Жалоба здесь на Тирона: однажды ночною порою
Он, задолжав поцелуй влюбленному, дав лишь отведать,
Хитро украл и коварно унес их. И вот, прочитавши,
Я говорю: "Так скрывать зачем? про любовь и проказы,
Робко таясь, никому не рассказывать? Лучше признаться:
Знаю я козни Тирона, пугливые ласки Тирона,
Знаю обман, что сильней раздувает любовное пламя".
(7) Я перешел к элегическим стихам и стал сочинять их с такою же быстротой. Легкость эта испортила меня, и я начал добавлять к ним еще и еще. Возвратившись в Рим, я прочитал их приятелям; они одобрили. (8) Затем, на досуге, особенно в пути7, я стал браться за разные размеры и, наконец, решил, по примеру многих, составить особо один томик гендекасиллабов, и не раскаиваюсь. (9) Их читают, переписывают, распевают, и даже греки, которых любовь к этой книжке научила латинскому языку, исполняют их то на кифаре, то на лире.
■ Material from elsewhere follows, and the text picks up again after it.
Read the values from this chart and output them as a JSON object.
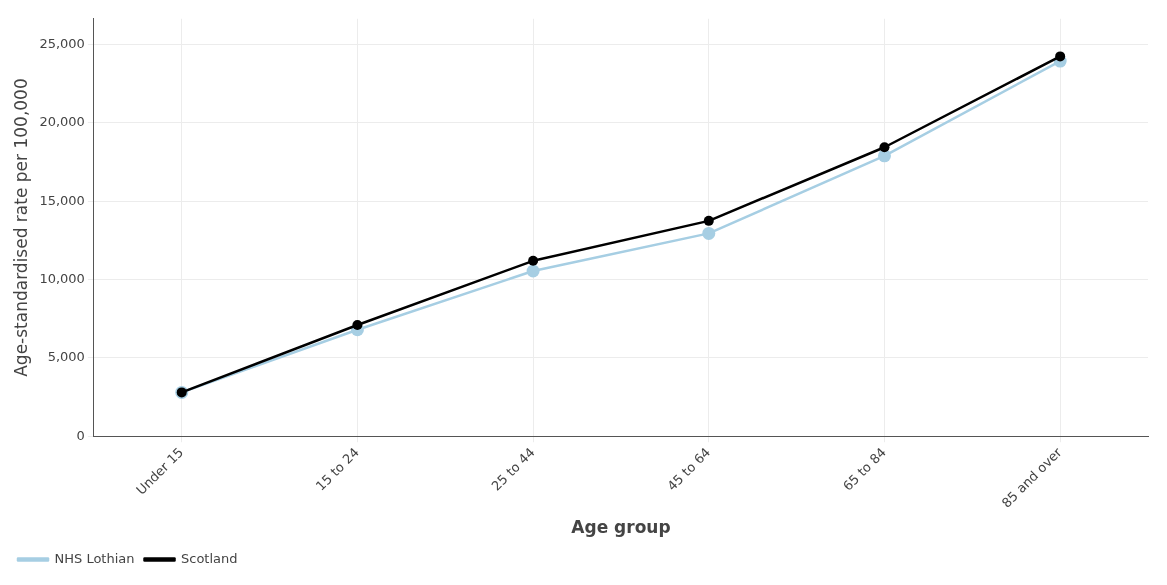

(10) А впрочем, зачем я так хвастаюсь? Поэтам, правда, дозволено безумствовать, и я говорю не о своем, а о чужом мнении; судят ли люди здраво или заблуждаются, но меня это восхищает. Молю об одном: пусть так же ошибаются или здраво судят и потомки. Будь здоров.
5
Плиний Кальпурнии 1 привет.
(1) Нельзя поверить, как велика моя тоска по тебе. Причиной этому прежде всего любовь, а затем то, что мы не привыкли быть в разлуке. От этого я большую часть ночей провожу без сна, представляя твой образ; от этого днем, в те часы, когда я обычно видел тебя, сами ноги, как очень верно говорится, несут меня в твой покой. Наконец, унылый, печальный, будто изгнанный, я отхожу от порога. Свободно от этих терзаний только то время, в течение которого я занят на форуме тяжбами друзей. (2) Подумай, какова моя жизнь, ты - мой отдых среди трудов, утешение в несчастии и среди забот. Будь здорова.
6
Плиний Макрину1 привет.
(1) Редкое и замечательное событие случилось с Вареном, хотя еще и не наверное2. Рассказывают, что вифинцы отказались от обвинения против него, так как оно было начато неосновательно. Рассказывают? - здесь посол провинции, он привез постановление собрания3 императору, привез его многим первым лицам, привез также нам, защитникам Варена. (2) Настаивает на обвинении, однако, все тот же Магн; мало того, он даже упорно не дает покоя Нигрину, прекрасному человеку. Через него он требовал от консулов, чтобы они заставили Варена представить отчет. (3) Я помогал Варену уже только как друг и решил молчать. Несуразно было бы, если бы я, защитник, данный сенатом4, защищал как подсудимого человека, которому требовалось даже не казаться подсудимым. (4) Когда, однако, Нигрин высказал свое требование, и консулы обратили на меня свои взоры, я сказал: "Вы узнаете, что у меня есть основание молчать, когда услышите подлинных послов провинции"5. Тогда обратился ко мне Нигрин: "К кому они посланы?". - "И ко мне, у меня есть постановление провинции". (5) Он опять: "Тебе, может быть, дело ясно". - "Если оно ясно тебе с противоположной точки зрения, - возразил я, - то и мне может быть ясна его лучшая сторона". (6) Тогда посол Полиен изложил причины прекращения обвинения и потребовал, чтобы не было вынесено предварительного заключения до расследования императора. Отвечал Магн, и вторично говорил Полиен. Сам я вмешивался редко, говорил мало и больше хранил молчание. (7) Я знаю, что иногда молчание действует столь же сильно, как искусная речь, и помню, что некоторым, обвиненным в уголовных преступлениях, я помог, пожалуй, больше молчанием, чем самой тщательной речью. (8) Одна мать6, потеряв сына (что мешает рассуждать о теоретических вопросах, хотя бы причина для письма была и другая?), донесла государю на его вольноотпущенников (они же были сонаследниками сына), обвиняя их в подлоге и отравлении, и добилась назначения судьей Юлия Сервиана7. (9) Я защищал подсудимых при большом стечении народа: дело было очень громким, а кроме того с обеих сторон выступали знаменитейшие таланты.